Vermont attorney general files suit against Sackler family for deceptive marketing

OxyContin pills arranged for a 2013 photo at a pharmacy, in Montpelier, Vermont.

(CNN)Vermont's attorney general is suing eight members of the Sackler family, alleging they personally oversaw Purdue Pharma's deceptive marketing of opioids.

Attorney General T.J. Donovan alleges the family members directed Purdue's strategy to minimize the health risks of opioids and encouraged sales representatives to promote higher dose products, which were more lucrative, dangerous and addictive, the AG noted in a press release.
"The Sackler defendants directed and condoned deceptive acts that led to the full-blown opioids crisis," Attorney General Donovan said. "Thousands of Vermonters' lives have been impacted -- and some ruined or lost -- as a result of this crisis."
    The Sackler family called the lawsuit "baseless" and said it is a "misguided attempt to place blame where it does not belong for a complex public health crisis."
    "We strongly deny these allegations, which are inconsistent with the factual record, and will vigorously defend against them," the family said in a statement.
    In its statement, the family noted that last week in North Dakota, a judge ruled that the company followed FDA guidelines and isn't "responsible for the opioid epidemic."
    In March, more than 600 cities, counties and Native American tribes from 28 states filed a federal lawsuit against eight members of the family, accusing them of creating the opioid crisis through ownership of the company that manufactures OxyContin.
      Since then, many states have filed their own lawsuits against Purdue Pharma and the Sackler family.
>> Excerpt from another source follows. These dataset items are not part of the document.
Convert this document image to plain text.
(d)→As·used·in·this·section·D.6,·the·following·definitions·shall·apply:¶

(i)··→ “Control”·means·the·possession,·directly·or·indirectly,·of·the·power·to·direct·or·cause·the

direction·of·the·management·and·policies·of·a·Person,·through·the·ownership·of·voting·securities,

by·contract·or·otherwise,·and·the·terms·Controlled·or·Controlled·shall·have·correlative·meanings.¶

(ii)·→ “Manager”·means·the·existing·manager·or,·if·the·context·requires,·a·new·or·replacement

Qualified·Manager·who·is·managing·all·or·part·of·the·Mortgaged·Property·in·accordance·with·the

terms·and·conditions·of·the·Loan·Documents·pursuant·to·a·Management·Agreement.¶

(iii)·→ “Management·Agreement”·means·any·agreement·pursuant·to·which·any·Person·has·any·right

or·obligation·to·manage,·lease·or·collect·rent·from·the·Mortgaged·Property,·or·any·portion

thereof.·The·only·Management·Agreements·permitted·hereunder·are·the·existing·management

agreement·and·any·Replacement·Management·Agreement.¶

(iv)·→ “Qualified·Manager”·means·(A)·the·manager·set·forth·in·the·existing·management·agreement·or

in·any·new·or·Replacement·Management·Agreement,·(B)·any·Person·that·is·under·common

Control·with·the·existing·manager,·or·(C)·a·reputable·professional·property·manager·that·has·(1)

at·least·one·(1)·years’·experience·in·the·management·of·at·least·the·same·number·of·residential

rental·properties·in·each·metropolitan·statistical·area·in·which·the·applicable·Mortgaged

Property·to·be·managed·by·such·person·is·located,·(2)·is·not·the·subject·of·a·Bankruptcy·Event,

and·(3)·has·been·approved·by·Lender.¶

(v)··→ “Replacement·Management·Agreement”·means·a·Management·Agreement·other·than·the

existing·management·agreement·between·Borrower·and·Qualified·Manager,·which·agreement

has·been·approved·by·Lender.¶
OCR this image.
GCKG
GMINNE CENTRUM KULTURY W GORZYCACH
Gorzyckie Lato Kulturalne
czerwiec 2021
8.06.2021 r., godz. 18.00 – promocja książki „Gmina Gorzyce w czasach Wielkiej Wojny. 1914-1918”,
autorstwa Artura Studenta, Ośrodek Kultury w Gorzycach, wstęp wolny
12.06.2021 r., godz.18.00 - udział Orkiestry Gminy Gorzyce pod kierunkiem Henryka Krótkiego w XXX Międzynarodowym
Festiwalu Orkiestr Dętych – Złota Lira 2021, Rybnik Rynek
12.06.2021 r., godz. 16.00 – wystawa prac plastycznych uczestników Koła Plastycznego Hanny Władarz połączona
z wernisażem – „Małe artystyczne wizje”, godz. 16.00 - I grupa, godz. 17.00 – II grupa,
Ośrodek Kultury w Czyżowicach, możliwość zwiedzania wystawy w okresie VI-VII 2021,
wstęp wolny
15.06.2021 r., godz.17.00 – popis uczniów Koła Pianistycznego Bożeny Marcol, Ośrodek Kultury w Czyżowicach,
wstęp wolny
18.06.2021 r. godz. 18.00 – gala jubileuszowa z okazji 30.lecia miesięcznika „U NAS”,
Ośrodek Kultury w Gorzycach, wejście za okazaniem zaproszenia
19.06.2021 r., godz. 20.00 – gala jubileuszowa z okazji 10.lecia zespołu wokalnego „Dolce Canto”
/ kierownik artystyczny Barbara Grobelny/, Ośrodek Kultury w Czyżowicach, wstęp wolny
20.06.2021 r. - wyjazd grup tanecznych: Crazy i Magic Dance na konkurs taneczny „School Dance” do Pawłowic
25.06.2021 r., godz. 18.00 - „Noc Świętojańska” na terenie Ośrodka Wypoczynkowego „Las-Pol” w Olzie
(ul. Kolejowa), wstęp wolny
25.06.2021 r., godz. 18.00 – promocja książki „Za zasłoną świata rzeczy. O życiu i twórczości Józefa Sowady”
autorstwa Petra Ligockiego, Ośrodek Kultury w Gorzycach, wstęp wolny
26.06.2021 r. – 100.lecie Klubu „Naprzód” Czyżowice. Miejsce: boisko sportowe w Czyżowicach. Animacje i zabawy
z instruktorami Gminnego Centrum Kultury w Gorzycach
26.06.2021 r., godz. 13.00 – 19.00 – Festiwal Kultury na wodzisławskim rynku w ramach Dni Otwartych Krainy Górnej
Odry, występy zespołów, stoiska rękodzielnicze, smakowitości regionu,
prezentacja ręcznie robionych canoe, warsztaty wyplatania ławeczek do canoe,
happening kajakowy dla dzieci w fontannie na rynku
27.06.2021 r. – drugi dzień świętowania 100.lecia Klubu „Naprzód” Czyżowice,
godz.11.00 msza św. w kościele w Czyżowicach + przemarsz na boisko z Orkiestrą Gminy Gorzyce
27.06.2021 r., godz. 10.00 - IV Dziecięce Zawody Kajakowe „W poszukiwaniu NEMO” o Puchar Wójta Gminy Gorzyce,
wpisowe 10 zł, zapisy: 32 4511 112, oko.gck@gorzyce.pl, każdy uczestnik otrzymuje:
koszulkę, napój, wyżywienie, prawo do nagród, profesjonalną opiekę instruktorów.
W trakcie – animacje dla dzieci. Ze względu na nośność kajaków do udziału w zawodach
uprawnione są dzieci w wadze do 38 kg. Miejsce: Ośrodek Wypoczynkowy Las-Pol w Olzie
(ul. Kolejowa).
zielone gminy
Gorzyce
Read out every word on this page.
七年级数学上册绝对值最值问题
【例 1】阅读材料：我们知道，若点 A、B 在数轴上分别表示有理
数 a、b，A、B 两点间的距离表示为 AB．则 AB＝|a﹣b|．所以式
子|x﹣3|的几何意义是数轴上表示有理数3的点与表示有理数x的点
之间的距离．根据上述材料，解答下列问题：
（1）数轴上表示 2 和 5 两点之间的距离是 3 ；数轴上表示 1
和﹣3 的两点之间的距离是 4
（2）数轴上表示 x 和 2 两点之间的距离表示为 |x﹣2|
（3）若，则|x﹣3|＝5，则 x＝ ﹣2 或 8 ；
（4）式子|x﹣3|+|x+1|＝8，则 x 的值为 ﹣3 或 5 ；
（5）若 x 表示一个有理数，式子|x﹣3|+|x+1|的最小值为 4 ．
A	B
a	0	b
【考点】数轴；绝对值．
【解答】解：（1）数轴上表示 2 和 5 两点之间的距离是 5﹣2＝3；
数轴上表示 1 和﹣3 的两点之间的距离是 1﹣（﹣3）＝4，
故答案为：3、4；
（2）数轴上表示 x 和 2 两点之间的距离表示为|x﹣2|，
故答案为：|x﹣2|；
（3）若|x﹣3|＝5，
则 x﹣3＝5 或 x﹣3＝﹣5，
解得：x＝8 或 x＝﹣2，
The suits also allege that Purdue used deceptive marketing and aggressive selling tactics, contributing to the opioid crisis across the United States.
      The Vermont AG previously filed a lawsuit against Purdue Pharma 2018 over the company's marketing practices. A judge in Chittenden Superior Court denied Purdue Pharma's motion to dismiss the case, ruling the state could bring claims against the company based on allegations that it "aggressively and misleadingly marketed opioids such as Oxycontin in Vermont, leading to massive addiction and the resulting societal costs."